Yuriorkis Gamboa at WaMu Theater  MSG
Yuriorkis Gamboa at WaMu Theater, MSG
Oliver Iglesias
Armed with few Spanish lines, I greeted him and told him that his exciting and explosive style of fighting would endear him to more fans, especially Filipinos.
"Usted es un luchador explosivo, los Filipinos les gustará usted (You are an explosive fighter, Filipinos will like you). Soy del país de Manny Pacquiao, las Filipinas (I am from the country of Manny Pacquiao, the Philippines)."
“Si, si, Manny Pacquiao! (Yes, yes, Manny Pacquiao!),” he exclaimed and flashing a sheepish grin, Yuriorkis graciously extended his right hand for a handshake.
As a parting shot before an event organizer whisked him off to the main podium for the start of the presscon, I chimed in the last time “Buena suerte Senor en su primera lucha en Jardín de Madison (Good luck Señor on your first fight at Madison Garden). He simply replied in mixed Spanish and English: “Gracias Señor, thank you”.

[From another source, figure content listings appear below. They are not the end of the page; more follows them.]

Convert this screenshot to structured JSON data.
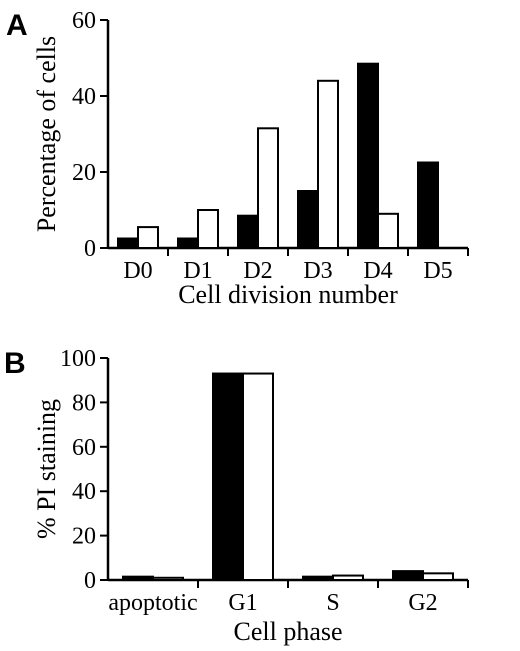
{
  "figure": {
    "panels": [
      {
        "letter": "A"
      },
      {
        "letter": "B"
      }
    ]
  },
  "chart_data": [
    {
      "type": "bar",
      "panel": "A",
      "categories": [
        "D0",
        "D1",
        "D2",
        "D3",
        "D4",
        "D5"
      ],
      "series": [
        {
          "fill": "#000000",
          "values": [
            2.5,
            2.5,
            8.5,
            15,
            48.5,
            22.5
          ]
        },
        {
          "fill": "#ffffff",
          "values": [
            5.5,
            10,
            31.5,
            44,
            9,
            null
          ]
        }
      ],
      "xlabel": "Cell division number",
      "ylabel": "Percentage of cells",
      "ylim": [
        0,
        60
      ],
      "yticks": [
        0,
        20,
        40,
        60
      ],
      "grid": false,
      "legend": "none"
    },
    {
      "type": "bar",
      "panel": "B",
      "categories": [
        "apoptotic",
        "G1",
        "S",
        "G2"
      ],
      "series": [
        {
          "fill": "#000000",
          "values": [
            1.5,
            93,
            1.5,
            4
          ]
        },
        {
          "fill": "#ffffff",
          "values": [
            1,
            93,
            2,
            3
          ]
        }
      ],
      "xlabel": "Cell phase",
      "ylabel": "% PI staining",
      "ylim": [
        0,
        100
      ],
      "yticks": [
        0,
        20,
        40,
        60,
        80,
        100
      ],
      "grid": false,
      "legend": "none"
    }
  ]
}
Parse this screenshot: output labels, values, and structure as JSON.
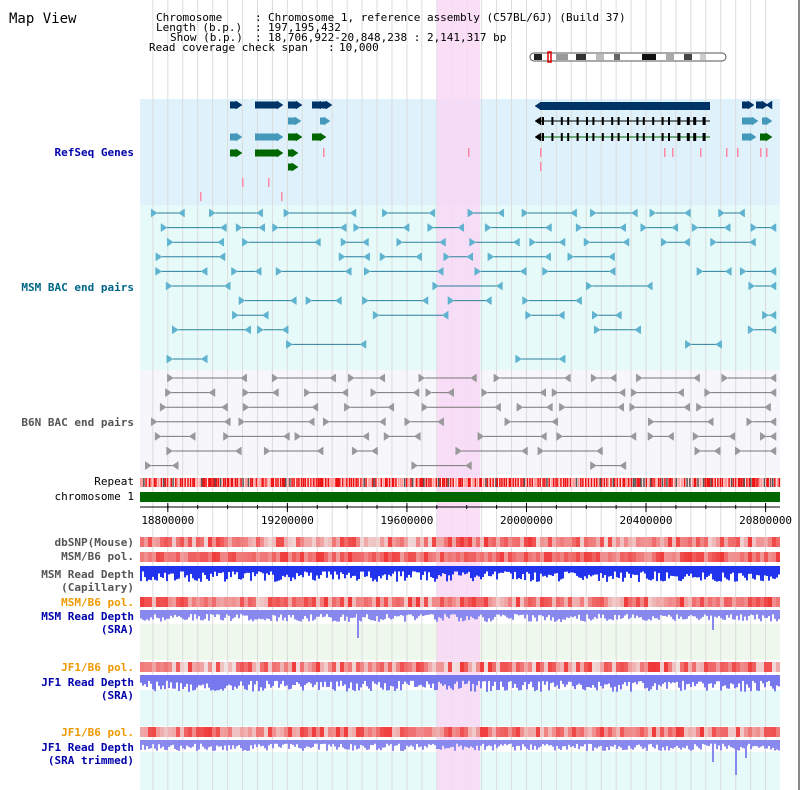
{
  "title": "Map View",
  "info": {
    "lines": [
      {
        "label": "Chromosome",
        "value": "Chromosome 1, reference assembly (C57BL/6J) (Build 37)"
      },
      {
        "label": "Length (b.p.)",
        "value": "197,195,432"
      },
      {
        "label": "Show (b.p.)",
        "value": "18,706,922-20,848,238 : 2,141,317 bp"
      },
      {
        "label": "Read coverage check span",
        "value": "10,000"
      }
    ]
  },
  "tracks": {
    "refseq": {
      "label": "RefSeq Genes",
      "color": "#0000aa"
    },
    "msm_bac": {
      "label": "MSM BAC end pairs",
      "color": "#006688"
    },
    "b6n_bac": {
      "label": "B6N BAC end pairs",
      "color": "#555555"
    },
    "repeat": {
      "label": "Repeat"
    },
    "chromosome": {
      "label": "chromosome 1"
    },
    "dbsnp": {
      "label": "dbSNP(Mouse)"
    },
    "msm_b6_pol_1": {
      "label": "MSM/B6 pol."
    },
    "msm_read_depth_cap": {
      "label1": "MSM Read Depth",
      "label2": "(Capillary)"
    },
    "msm_b6_pol_2": {
      "label": "MSM/B6 pol."
    },
    "msm_read_depth_sra": {
      "label1": "MSM Read Depth",
      "label2": "(SRA)"
    },
    "jf1_b6_pol_1": {
      "label": "JF1/B6 pol."
    },
    "jf1_read_depth_sra": {
      "label1": "JF1 Read Depth",
      "label2": "(SRA)"
    },
    "jf1_b6_pol_2": {
      "label": "JF1/B6 pol."
    },
    "jf1_read_depth_trim": {
      "label1": "JF1 Read Depth",
      "label2": "(SRA trimmed)"
    }
  },
  "axis": {
    "start": 18706922,
    "end": 20848238,
    "ticks": [
      {
        "value": 18800000,
        "label": "18800000"
      },
      {
        "value": 19200000,
        "label": "19200000"
      },
      {
        "value": 19600000,
        "label": "19600000"
      },
      {
        "value": 20000000,
        "label": "20000000"
      },
      {
        "value": 20400000,
        "label": "20400000"
      },
      {
        "value": 20800000,
        "label": "20800000"
      }
    ]
  },
  "highlight": {
    "start": 19700000,
    "end": 19845000,
    "color": "#f8d8f4"
  },
  "colors": {
    "label_blue": "#0000aa",
    "label_teal": "#006688",
    "label_gray": "#555555",
    "label_orange": "#ee9900",
    "gene_dark": "#003366",
    "gene_mid": "#4499bb",
    "gene_green": "#006600",
    "refseq_bg": "#dff2fb",
    "msm_bg": "#e6fafa",
    "b6n_bg": "#f6f6fb",
    "chrom_green": "#006600"
  }
}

True indeed, this fighter will be the man to watch in the big fights of 2010 and beyond.
UPDATE:
In a short interview with Top Rank honcho Bob Arum just before the weigh-in at 2PM today, 9 October, at WaMu Theater, he told this author that assuming Juanma Lopez and Yuri Gamboa both win tomorrow night, he is planning a January 2010 card in Puerto Rico with two probable exciting match-ups –-Juanma Lopez-Celestino Caballero and Yuriorkis Gamboa-Bernabe Concepcion. The winners will then box off at the Madison Square Garden in June.
The author informed Mr. Arum of the recent floods and landslides in Northern Luzon and requested updates on Manny Pacquiao’s training in Baguio City.
“I spoke to them last night, US time (Friday morning in the Philippines), they said the rain was stopping and he was getting good training but he couldn’t go out and run so he is using a treadmill. Manny will be okay, " Arum said.